Two teenage boys go to a party with exchange students. One of them is confident and smooth, the other is awkward. The awkward one narrates and manages to talk to a few girls who are all unique and interesting. Being awkward around those one fancies, especially as a teenager, is a universal thing, and when those people (girls in this case) aren’t local it can lead to interesting topics of conversation. This story encapsulates it perfectly, while also getting a fantastical spin to it. It is a wonderfully written story by Neil Gaiman, and if you have never read the short story, going in knowing less will be better. If you have liked any of his other work, you will enjoy this. Somehow in the same story he has people talking in the most realistic, awkward teenage ways when there are other characters who speak in beautiful poetic, song like fashion.
The artwork is simply gorgeous. Fabio Moon and Gabriel Ba are amazing artists and the story could be horrible and it would be worth reading just for their work. The colors are vibrant, the world is rich and real. Every character is unique and authentic, even those in the crowd scenes who never talk. You can ignore every single word on the pages and still feel the story perfectly. I actually keep losing myself to the pages of art as I write this, I have read this story three times since I first got it and have just taken in the art a half dozen more at least.
Typically when you adapt a prose piece there ends up being some clunkiness. In pursuit of keeping the integrity of the original work there can be a bit too much narration, sometimes describing what is pictured on the panel. At only one point did I feel the narration intruded on the comic; oddly enough, that intrusion is on the very first panel of the very first page, where in between two word balloons there is a narration of “Said Vic.” Otherwise there is none of what usually turns me off in an adaptation. I have even read the original short story, and reading this comic was more akin to reading the story with a fresh perspective instead of feeling like an old retread.

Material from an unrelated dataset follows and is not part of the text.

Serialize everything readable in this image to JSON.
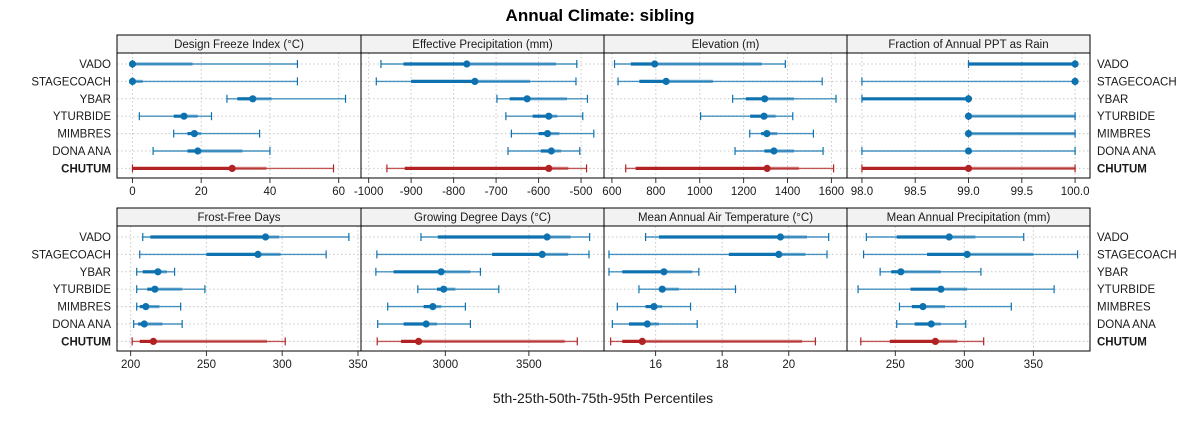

Let’s talk quick economics here, which is literally the only downside of this book. The comic is 64 pages, they are 64 gorgeous pages (excluding the two bio pages) but those 64 pages cost nearly twenty dollars. I know comics are expensive, they are a luxury item, it just feels a little too expensive. I assume there will be an edition later that is cheaper, buy that. Unless you are a huge Gaiman, Moon, or Ba fan, which I wouldn’t blame you for being any of those. In that case you probably already bought it.